IL-6 (a) and IL-17A (b) concentrations of MLN cell supernatant stimulated by Gram-positive (G+) or Gram-negative (G-) bacteria. *p < 0.05 (ANOVA followed by Bonferroni’s t test) (n = 3) (c) IL-17A concentrations of MLN supernatant treated with morphine or Gram-positive (G+) bacterial mixture ***p < 0.001 (ANOVA followed by Bonferroni’s t test) (n = 3) (d) IL-17A expression in MLN cells from TLR2KO mice. The right panel is the frequencies of IL-17A positive cells in MLN from TLR2KO mice. PC: placebo + CLP; MC: morphine + CLP (e) IL-17A concentrations in serum in TLR2KO mice. PC: placebo + CLP; MC: morphine + CLP (n = 3) Dash line: Serum IL-17A concentration of wild type CLP mice treated with morphine (f) IL-17A concentrations in peritoneal lavage in TLR2KO mice. PC: placebo + CLP MC: morphine + CLP (n = 3) Dash line: Peritoneal lavage IL-17A concentration of wild type CLP mice treated with morphine (g) IL-17A concentrations in supernatant of adherent and non-adherent cells from MLN following Gram-positive (G + ) bacteria stimulation. (n = 3) (h) IL-17A concentrations in supernatant of non-adherent cells from MLN of WT or TLR2KO mice co-cultured with dendritic cells from blood of WT of TLR2KO mice. WT: wild type; TLR2KO: TLR2 Knock; D: dendritic cells; T: non-adherent T cells ***p < 0.001 (Two-way ANOVA followed by Bonferroni’s t test) (n = 3)

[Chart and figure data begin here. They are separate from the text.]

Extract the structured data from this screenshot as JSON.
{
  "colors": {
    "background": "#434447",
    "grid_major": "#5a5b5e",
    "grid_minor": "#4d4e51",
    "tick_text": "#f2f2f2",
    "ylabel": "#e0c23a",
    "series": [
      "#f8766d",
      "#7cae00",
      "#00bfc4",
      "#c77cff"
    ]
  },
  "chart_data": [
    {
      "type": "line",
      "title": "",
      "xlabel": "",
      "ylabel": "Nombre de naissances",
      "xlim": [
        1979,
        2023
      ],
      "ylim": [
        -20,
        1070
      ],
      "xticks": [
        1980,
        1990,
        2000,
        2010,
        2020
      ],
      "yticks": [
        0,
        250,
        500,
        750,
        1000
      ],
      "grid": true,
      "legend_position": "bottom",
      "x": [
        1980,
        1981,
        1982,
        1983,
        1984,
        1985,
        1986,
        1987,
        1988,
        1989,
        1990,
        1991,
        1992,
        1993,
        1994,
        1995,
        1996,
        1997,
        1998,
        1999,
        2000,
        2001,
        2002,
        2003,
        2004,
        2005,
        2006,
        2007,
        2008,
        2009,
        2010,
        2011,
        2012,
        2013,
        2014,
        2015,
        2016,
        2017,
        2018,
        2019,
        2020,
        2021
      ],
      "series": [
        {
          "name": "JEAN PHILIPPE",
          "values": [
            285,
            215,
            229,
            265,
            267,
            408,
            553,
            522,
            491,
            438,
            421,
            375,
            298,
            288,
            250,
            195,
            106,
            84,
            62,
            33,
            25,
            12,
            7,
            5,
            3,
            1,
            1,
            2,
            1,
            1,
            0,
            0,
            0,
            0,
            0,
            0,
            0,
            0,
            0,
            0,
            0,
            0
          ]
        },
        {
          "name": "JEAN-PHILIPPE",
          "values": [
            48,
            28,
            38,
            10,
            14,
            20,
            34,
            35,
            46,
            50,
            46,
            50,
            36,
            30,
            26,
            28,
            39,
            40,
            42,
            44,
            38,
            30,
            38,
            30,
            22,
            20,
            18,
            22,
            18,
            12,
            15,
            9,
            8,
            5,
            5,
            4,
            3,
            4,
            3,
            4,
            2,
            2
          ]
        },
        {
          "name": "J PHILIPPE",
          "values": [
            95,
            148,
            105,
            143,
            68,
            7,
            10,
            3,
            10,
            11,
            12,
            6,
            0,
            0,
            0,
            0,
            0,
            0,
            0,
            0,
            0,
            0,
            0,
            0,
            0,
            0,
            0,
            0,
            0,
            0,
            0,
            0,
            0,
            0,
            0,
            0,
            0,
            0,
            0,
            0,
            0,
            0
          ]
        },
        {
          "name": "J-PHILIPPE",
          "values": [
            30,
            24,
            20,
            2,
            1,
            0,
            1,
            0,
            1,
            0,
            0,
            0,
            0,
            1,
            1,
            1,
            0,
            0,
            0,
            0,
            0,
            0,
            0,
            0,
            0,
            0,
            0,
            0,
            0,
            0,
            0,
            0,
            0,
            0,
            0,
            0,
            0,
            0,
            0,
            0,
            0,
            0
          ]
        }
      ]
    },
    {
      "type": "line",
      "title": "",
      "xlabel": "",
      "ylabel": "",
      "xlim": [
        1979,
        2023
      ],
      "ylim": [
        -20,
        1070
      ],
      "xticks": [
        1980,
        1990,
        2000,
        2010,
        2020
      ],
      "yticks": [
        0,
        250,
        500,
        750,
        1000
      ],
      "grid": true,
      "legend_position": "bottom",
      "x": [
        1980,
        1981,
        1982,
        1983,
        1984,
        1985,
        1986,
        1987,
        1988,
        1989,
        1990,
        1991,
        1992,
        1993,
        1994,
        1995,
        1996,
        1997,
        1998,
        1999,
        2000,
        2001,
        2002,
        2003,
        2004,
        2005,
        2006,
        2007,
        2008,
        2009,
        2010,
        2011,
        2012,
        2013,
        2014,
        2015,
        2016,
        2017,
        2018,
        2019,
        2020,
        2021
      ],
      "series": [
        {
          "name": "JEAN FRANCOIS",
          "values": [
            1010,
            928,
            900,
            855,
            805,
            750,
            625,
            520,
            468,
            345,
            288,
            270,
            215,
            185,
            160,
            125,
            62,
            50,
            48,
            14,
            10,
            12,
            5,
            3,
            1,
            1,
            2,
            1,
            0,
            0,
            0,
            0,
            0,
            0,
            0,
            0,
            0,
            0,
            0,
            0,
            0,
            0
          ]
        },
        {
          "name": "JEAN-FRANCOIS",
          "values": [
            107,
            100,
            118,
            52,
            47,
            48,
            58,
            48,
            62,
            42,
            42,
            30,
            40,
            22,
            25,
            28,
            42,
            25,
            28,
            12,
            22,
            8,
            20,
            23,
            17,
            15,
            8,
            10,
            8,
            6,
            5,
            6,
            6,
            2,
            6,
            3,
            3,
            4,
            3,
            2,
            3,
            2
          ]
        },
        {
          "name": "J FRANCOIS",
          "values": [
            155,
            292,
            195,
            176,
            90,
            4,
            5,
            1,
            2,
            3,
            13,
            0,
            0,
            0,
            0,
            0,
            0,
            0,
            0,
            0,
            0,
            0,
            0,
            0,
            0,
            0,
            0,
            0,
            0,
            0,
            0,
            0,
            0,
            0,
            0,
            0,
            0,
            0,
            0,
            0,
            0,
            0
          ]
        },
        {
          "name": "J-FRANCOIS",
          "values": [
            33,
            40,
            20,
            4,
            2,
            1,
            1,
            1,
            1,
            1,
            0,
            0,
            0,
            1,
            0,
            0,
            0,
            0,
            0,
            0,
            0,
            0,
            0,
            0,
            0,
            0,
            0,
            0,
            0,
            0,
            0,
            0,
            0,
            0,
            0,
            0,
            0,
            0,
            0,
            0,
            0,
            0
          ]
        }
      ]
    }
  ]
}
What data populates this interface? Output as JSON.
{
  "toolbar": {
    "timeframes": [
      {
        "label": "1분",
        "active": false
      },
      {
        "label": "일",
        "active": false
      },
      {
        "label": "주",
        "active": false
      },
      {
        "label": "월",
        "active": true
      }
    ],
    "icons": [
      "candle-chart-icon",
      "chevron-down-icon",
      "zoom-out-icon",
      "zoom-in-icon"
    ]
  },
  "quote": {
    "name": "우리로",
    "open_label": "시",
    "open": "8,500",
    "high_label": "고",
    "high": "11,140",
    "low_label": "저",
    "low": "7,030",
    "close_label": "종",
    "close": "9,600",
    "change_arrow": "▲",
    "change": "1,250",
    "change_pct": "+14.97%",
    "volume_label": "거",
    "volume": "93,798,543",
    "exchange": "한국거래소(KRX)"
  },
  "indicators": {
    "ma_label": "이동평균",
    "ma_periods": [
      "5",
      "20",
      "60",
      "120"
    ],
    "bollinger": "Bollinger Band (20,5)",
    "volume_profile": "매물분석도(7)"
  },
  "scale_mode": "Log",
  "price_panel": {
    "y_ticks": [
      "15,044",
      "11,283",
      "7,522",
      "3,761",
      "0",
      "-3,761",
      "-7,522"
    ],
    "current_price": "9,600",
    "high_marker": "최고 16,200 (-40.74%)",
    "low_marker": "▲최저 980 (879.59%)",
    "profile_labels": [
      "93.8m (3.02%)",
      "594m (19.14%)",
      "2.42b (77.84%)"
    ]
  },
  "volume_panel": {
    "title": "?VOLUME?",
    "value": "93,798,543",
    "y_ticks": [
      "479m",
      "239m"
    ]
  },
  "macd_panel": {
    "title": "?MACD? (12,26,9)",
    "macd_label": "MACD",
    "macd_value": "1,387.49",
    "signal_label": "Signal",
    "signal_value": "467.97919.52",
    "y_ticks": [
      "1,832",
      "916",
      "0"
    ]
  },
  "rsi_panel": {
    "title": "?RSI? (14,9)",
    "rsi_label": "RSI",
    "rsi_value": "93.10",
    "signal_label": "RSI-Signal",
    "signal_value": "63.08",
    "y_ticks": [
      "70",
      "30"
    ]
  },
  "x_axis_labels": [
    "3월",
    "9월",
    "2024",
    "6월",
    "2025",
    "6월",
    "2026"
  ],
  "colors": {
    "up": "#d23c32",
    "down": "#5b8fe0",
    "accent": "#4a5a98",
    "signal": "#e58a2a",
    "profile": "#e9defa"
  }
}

Figure 8. IL-1β and IL-23 promotes IL-17A production by MLN Cells

(a)–(d) IL-6, TGF-β, IL-1β, and IL-23 concentrations of MLN adherent cell supernatant following Gram-positive (G+) bacterial stimulation ***p < 0.001 **p < 0.01 (ANOVA followed by Bonferroni’s t test) (n = 3) (e)–(i) IL-17A concentrations of MLN supernatant following G+ bacterial stimulation in the presence of isotype control, anti-IL-6, anti-TGF-β, anti-IL-1β or anti-IL-23p19 antibodies. ***p < 0.001 (ANOVA followed by Bonferroni’s t test) (n = 3) (j) IL-17A concentrations of MLN non-adherent cell supernatant following IL-1β or IL-23 stimulation. ***p < 0.001 (ANOVA followed by Bonferroni’s t test) (n = 3).